Rishi Sunak’s Conservative are on course for one of their worst local elections defeats, with polling experts suggesting they are on track to lose some 500 council seats.
While Labour are benefiting most, the Tories have also been troubled by the ascendancy of Reform UK, which – with 17 per cent of the vote – were just 117 ballots away from snatching second place in South Blackpool, where Sir Keir Starmer’s party inflicted a crushing by-election defeat on the Tories.
And despite so far failing to win a single council seat, the insurgent right-wing party also succeeded in pushing the Conservatives into third place in 16 town hall seats in Sunderland.
And polling guru Sir John Curtice said Reform UK could have done greater damage to the Conservative vote had it fielded more candidates in the local elections.
Noting that the Tory vote dropped “most heavily” in wards where Reform fielded a candidate, Sir John wrote in the Daily Telegraph: “The only silver lining for Tory HQ was that Reform only contested one in six of the wards where there was an election on Thursday. A full slate would have been even more devastating.”
How and when did Reform UK emerge?
The party was initially founded as the Brexit Party in 2018, with the backing of former Ukip leader Nigel Farage.

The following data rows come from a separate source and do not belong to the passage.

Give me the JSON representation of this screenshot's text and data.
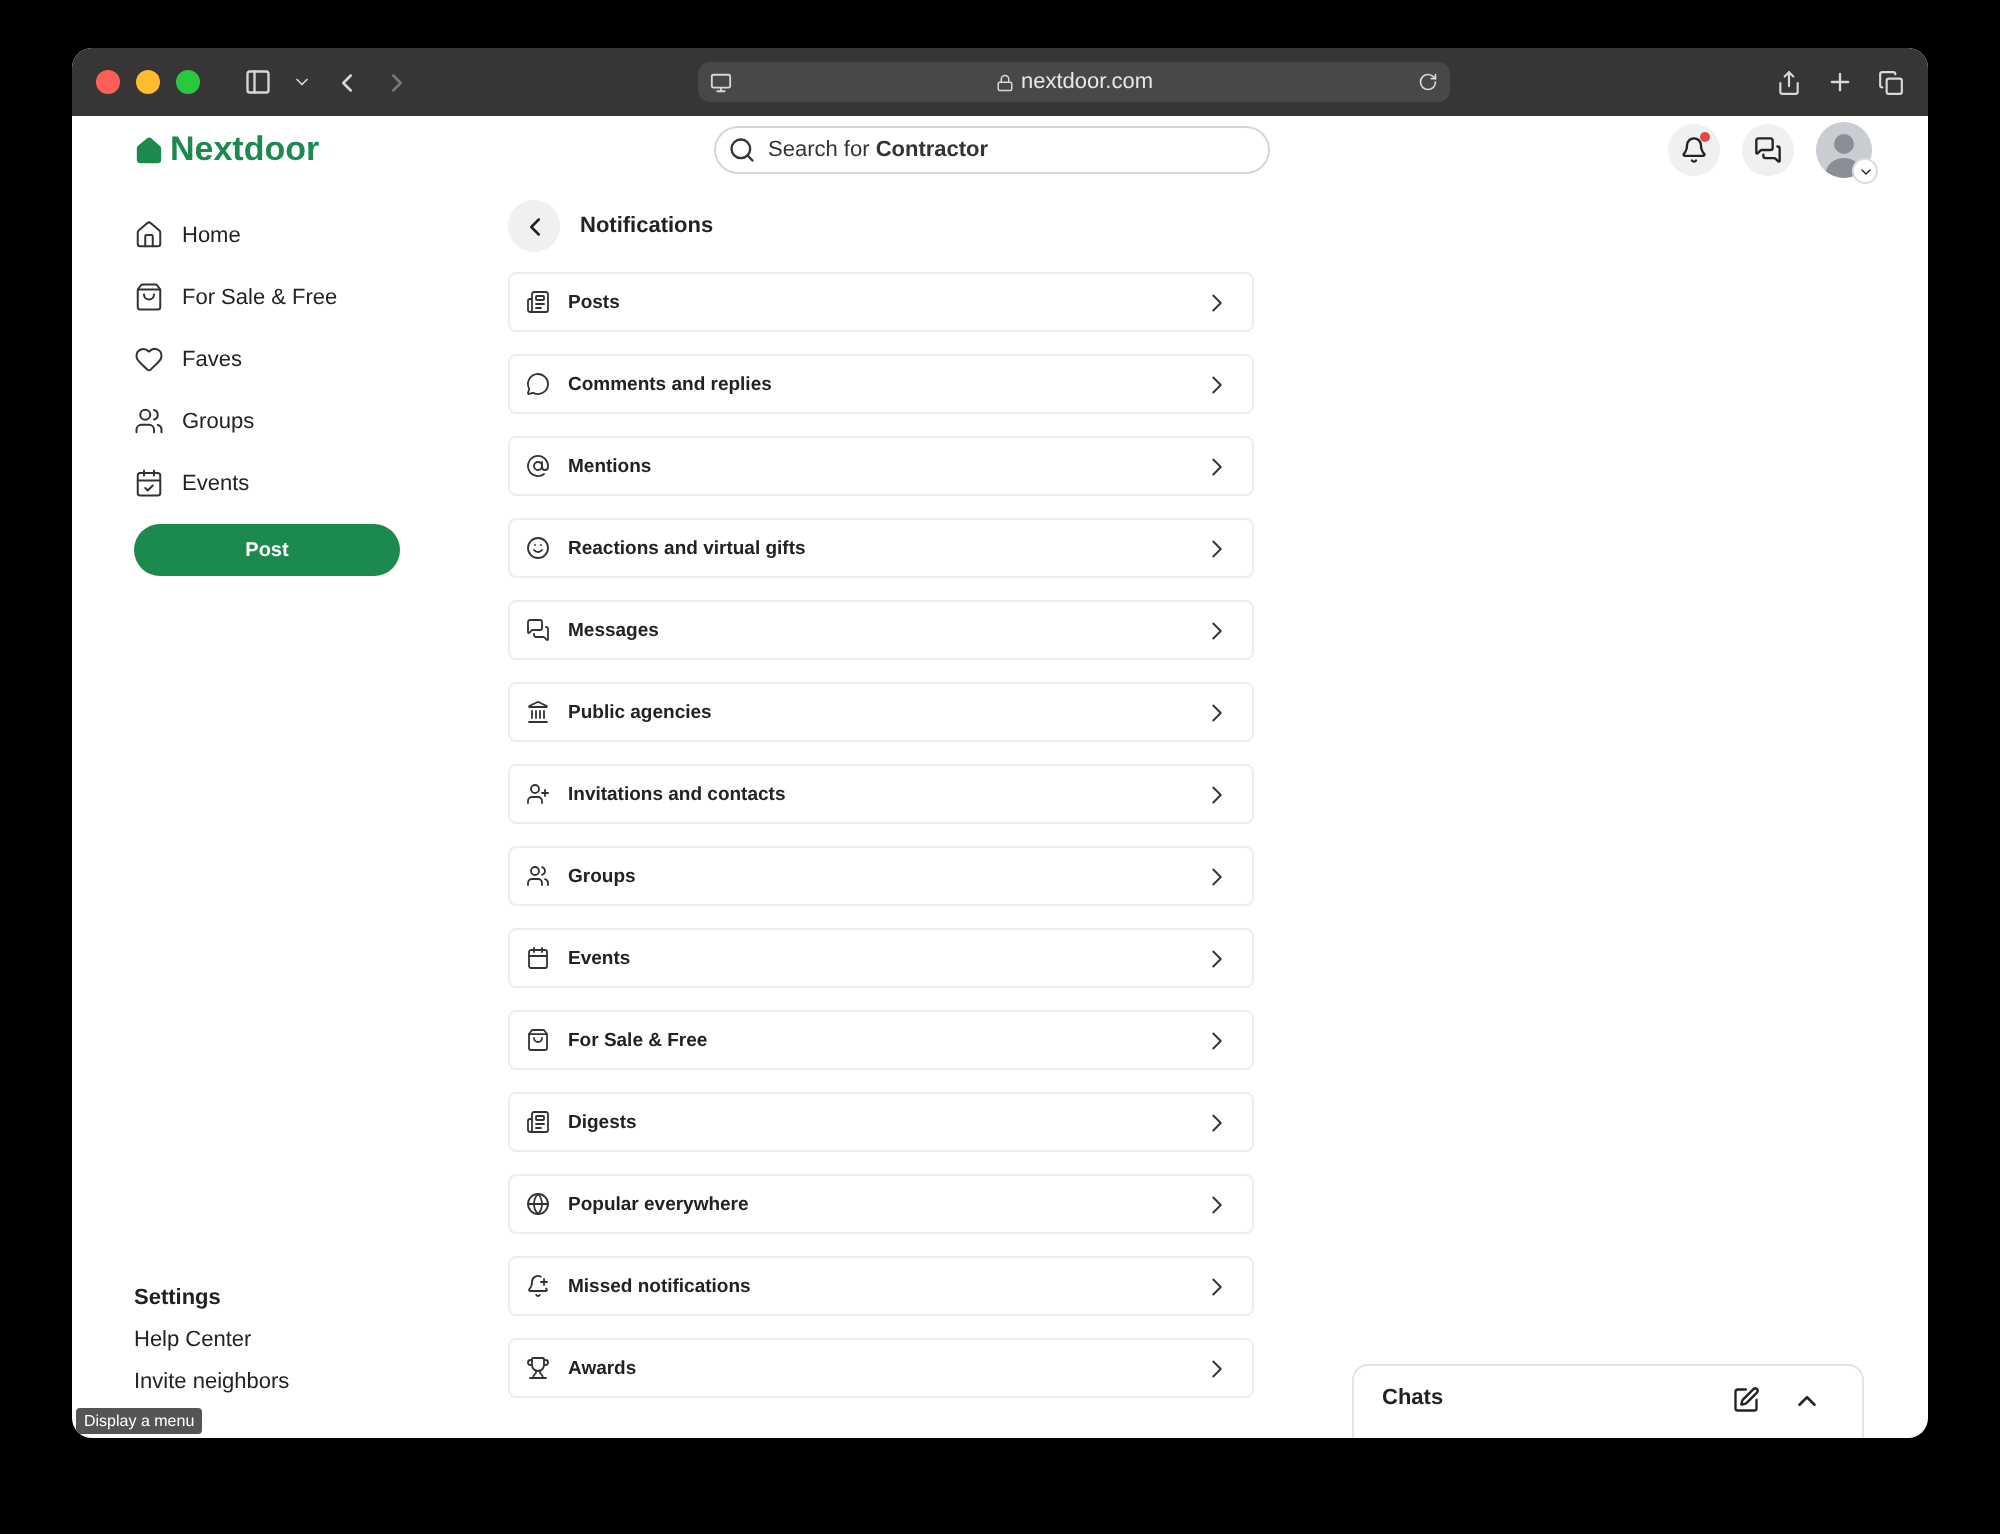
{
  "browser": {
    "url": "nextdoor.com",
    "forward_disabled": true
  },
  "header": {
    "logo": "Nextdoor",
    "search": "Search for **Contractor**",
    "has_unread": true
  },
  "sidebar": {
    "items": [
      {
        "label": "Home"
      },
      {
        "label": "For Sale & Free"
      },
      {
        "label": "Faves"
      },
      {
        "label": "Groups"
      },
      {
        "label": "Events"
      }
    ],
    "post_button": "Post",
    "footer": [
      {
        "label": "Settings",
        "kind": "heading"
      },
      {
        "label": "Help Center",
        "kind": "link"
      },
      {
        "label": "Invite neighbors",
        "kind": "link"
      }
    ]
  },
  "page": {
    "title": "Notifications",
    "rows": [
      {
        "label": "Posts"
      },
      {
        "label": "Comments and replies"
      },
      {
        "label": "Mentions"
      },
      {
        "label": "Reactions and virtual gifts"
      },
      {
        "label": "Messages"
      },
      {
        "label": "Public agencies"
      },
      {
        "label": "Invitations and contacts"
      },
      {
        "label": "Groups"
      },
      {
        "label": "Events"
      },
      {
        "label": "For Sale & Free"
      },
      {
        "label": "Digests"
      },
      {
        "label": "Popular everywhere"
      },
      {
        "label": "Missed notifications"
      },
      {
        "label": "Awards"
      }
    ]
  },
  "chats": {
    "title": "Chats"
  },
  "tooltip": "Display a menu"
}
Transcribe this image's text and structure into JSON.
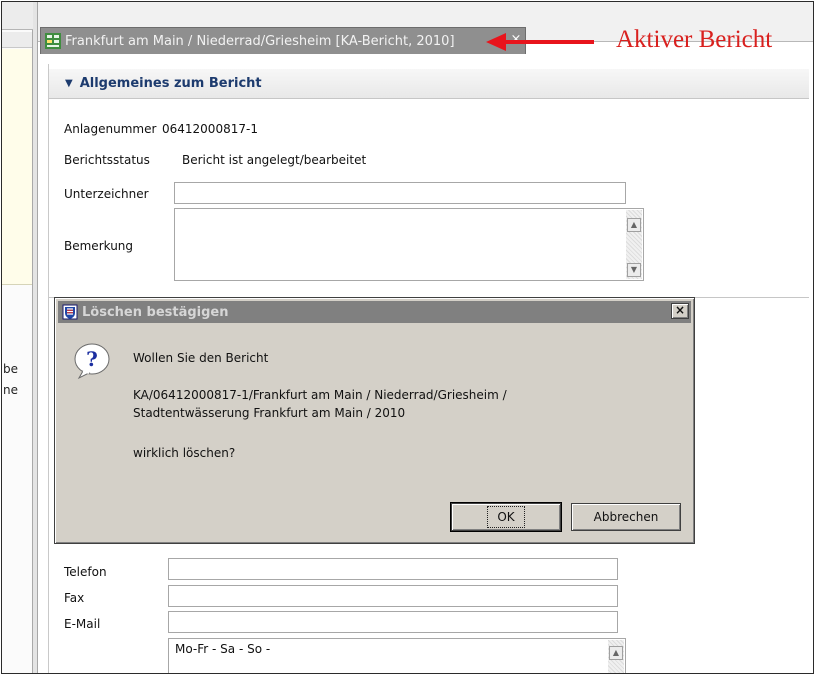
{
  "editor_tab": {
    "title": "Frankfurt am Main / Niederrad/Griesheim [KA-Bericht, 2010]",
    "close_label": "×"
  },
  "annotation": {
    "text": "Aktiver Bericht",
    "color": "#d9201e"
  },
  "left_panel": {
    "fragments": [
      "be",
      "ne"
    ]
  },
  "section": {
    "title": "Allgemeines zum Bericht"
  },
  "form": {
    "anlagenummer_label": "Anlagenummer",
    "anlagenummer_value": "06412000817-1",
    "berichtsstatus_label": "Berichtsstatus",
    "berichtsstatus_value": "Bericht ist angelegt/bearbeitet",
    "unterzeichner_label": "Unterzeichner",
    "unterzeichner_value": "",
    "bemerkung_label": "Bemerkung",
    "bemerkung_value": "",
    "telefon_label": "Telefon",
    "telefon_value": "",
    "fax_label": "Fax",
    "fax_value": "",
    "email_label": "E-Mail",
    "email_value": "",
    "zeiten_value": "Mo-Fr - Sa - So -"
  },
  "dialog": {
    "title": "Löschen bestägigen",
    "close_label": "×",
    "line1": "Wollen Sie den Bericht",
    "line2": "KA/06412000817-1/Frankfurt am Main / Niederrad/Griesheim /",
    "line3": "Stadtentwässerung Frankfurt am Main / 2010",
    "line4": "wirklich löschen?",
    "ok_label": "OK",
    "cancel_label": "Abbrechen"
  },
  "colors": {
    "tab_active": "#8f8f8f",
    "section_title": "#1d3b6e",
    "dialog_bg": "#d4d0c8",
    "dialog_title_inactive": "#808080"
  }
}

While it stormed to victory in the European elections of 2019, winning nearly a third of the vote while campaigning for a no-deal Brexit, it ultimately stood aside against Boris Johnson’s Conservatives in 2019’s general election, receiving just shy of 650,000 ballots – 2 per cent of the national vote.
With Brexit progressing and the Covid pandemic in full swing, Mr Farage announced in November 2020 that he had applied to change the party’s name to Reform UK – and planned for the party to focus on electoral and constitutional issues, as well as opposing Covid lockdowns and reducing immigration.
Who is Reform’s leader and who are its candidates?
Shorty after the party’s rebrand, Mr Farage announced he was resigning as Reform’s leader and would be stepping back from frontline politics.
The party’s chair Richard Tice assumed the leadership in March 2021, with former North West England MEP David Bull taking the role of deputy leader.
Among the party’s more well-known candidates and members have been former Tory minister Ann Widdecombe, GB News host Michelle Dewberry, and former Loaded editor Martin Daubney.
Last June, the party announced a “mutual co-operation and support agreement” with Laurence Fox’s Reclaim Party to allow him to run in the Uxbridge by-election, in which the actor attracted 2.3 pe cet of the vote.
And Reform landed its first MP in March, following the defection of former Tory deputy chair Lee Anderson, who was suspended from the Conservative Party after making racist comments about London mayor Sadiq Khan.
What are Reform’s policies?
Sitting to the right of the Tories on immigration, Reform calls for “net zero” immigration and claims it would turn small boats back to France while leaving the European Convention on Human Rights.
It also pledges to make “major changes” to the “unelected cronyism of the House of Lords, the unaccountable civil service and the bloated BBC”.
Referring to “net zero” as “net stupid”, Reform says it wants to “use our own energy treasure under our feet” in a nod to fracking and coal mining, and to nationalise 50 per cent of key utility companies, with the other 50 per cent owned by British pension funds.
It has recently been campaigning for English flags to be hung by councils on St George’s Day.
Could Nigel Farage rejoin the party?
There has been speculation that Nigel Farage could return to frontline politics for the general election – but he is also courting advances from the right wing of the Tory party, which looks on course for a period of radical overhaul.
Asked on Friday if Mr Farage could return to Reform, Mr Tice said: “The more help Nigel feels able to give the better. He’s got a big decision to make… and of course the clock is ticking.”